Pardonnez à un ami qui écrit si rarement. La philosophie et l’amitié en murmurent, mais elles n’en sont point altérées, et la mauvaise santé et l’âge ne sont que des excuses trop valables. Aimez toujours, monsieur, un solitaire que votre sagesse et les folies des hommes vous attachent pour jamais. Une espèce de colporteur suisse m’a dit qu’il vous avait envoyé, il y a un mois, une brochure. Je soupçonne, par le titre, que vous n’en serez pas trop content. C’est, dit-il, l’ouvrage d’un curé ; et ce n’est pas un prône[1]. Vous lisez tout, bon ou mauvais, et vous pensez que, dans les plus méchants livres, il y a toujours quelque chose dont on peut faire son profit.

La paix[2] va nous rendre les plaisirs, et ne fera pas de tort à la philosophie ; il vaut mieux cultiver sa raison que se battre. Je viens de détruire des maisons comme on faisait en Vestphalie ; mais je les ai changées en jardins, et à la guerre on ne les change qu’en déserts. Je vous souhaite, dans votre agréable retraite, des journées remplies et heureuses, des amis qui pensent, l’exclusion des sots, et une bonne santé. Je m’imagine que cela est votre lot ; il ne manque au mien que d’être avec vous.


5099. — À M. DE CHENEVIÈRES[3].
Ferney, 3 décembre.

Mon cher ami, vous savez que je suis un mauvais correspondant ; mais je n’en suis pas moins un véritable ami, et je vous aime comme si je vous écrivais tous les jours.

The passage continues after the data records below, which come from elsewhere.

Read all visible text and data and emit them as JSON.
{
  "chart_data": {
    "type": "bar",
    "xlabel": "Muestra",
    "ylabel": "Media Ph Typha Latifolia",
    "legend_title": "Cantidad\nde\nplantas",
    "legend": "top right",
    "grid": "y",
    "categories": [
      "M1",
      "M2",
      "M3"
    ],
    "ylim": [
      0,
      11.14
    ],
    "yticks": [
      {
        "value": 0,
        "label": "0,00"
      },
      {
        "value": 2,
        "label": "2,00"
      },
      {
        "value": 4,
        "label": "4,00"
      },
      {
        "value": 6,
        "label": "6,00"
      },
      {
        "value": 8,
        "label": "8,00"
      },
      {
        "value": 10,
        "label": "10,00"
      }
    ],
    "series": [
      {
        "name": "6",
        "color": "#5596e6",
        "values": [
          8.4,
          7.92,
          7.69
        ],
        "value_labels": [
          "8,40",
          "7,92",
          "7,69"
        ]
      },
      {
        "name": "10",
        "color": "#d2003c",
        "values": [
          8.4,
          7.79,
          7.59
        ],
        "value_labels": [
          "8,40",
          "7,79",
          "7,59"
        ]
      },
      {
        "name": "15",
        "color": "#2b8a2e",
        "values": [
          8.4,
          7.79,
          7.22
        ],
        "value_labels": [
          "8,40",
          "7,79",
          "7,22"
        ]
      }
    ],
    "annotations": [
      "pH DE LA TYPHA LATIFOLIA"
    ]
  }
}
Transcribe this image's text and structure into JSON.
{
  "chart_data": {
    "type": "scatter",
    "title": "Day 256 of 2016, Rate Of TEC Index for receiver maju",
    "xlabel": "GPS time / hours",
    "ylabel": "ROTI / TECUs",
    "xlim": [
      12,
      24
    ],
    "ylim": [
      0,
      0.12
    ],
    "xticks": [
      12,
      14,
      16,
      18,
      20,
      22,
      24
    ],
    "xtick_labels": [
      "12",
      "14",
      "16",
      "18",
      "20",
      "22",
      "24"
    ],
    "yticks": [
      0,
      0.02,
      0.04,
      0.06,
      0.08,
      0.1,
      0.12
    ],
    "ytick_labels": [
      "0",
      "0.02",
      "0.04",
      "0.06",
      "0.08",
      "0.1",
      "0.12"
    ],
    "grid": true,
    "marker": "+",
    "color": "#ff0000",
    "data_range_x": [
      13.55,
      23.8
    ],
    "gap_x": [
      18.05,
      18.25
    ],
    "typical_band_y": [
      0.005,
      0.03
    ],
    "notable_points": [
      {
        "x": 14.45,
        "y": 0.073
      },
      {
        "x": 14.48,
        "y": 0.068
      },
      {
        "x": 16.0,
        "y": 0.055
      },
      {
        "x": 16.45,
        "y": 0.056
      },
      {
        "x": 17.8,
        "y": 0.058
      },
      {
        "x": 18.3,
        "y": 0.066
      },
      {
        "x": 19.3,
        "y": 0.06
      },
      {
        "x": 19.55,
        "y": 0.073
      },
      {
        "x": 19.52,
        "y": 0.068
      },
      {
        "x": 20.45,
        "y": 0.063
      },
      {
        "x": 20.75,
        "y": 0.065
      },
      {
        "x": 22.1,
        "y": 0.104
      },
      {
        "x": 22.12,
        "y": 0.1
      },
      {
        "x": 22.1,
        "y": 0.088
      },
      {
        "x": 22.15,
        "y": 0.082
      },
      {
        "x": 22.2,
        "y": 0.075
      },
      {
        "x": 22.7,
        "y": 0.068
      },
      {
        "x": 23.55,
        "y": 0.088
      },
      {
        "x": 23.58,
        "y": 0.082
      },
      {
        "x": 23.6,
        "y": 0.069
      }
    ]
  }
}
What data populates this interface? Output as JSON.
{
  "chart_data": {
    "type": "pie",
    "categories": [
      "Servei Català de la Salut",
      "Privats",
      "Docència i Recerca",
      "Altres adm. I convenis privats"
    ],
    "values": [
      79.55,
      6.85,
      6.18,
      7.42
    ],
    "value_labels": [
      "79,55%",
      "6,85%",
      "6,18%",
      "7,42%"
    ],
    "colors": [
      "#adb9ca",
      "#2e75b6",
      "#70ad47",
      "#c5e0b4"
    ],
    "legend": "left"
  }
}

Dieu merci, vous n’avez plus tant d’hôpitaux militaires à diriger ; on coupera moins de bras et de cuisses, on ne nous battra plus, et nos campagnes auront plus de cultivateurs ; c’est

  1. Extrait des Sentiments de J. Meslier ; voyez tome XXIV, page 293.
  2. Elle fut signée le 10 février 1763 ; voyez tome XV, page 373.
  3. Éditeurs, de Cayrol et François.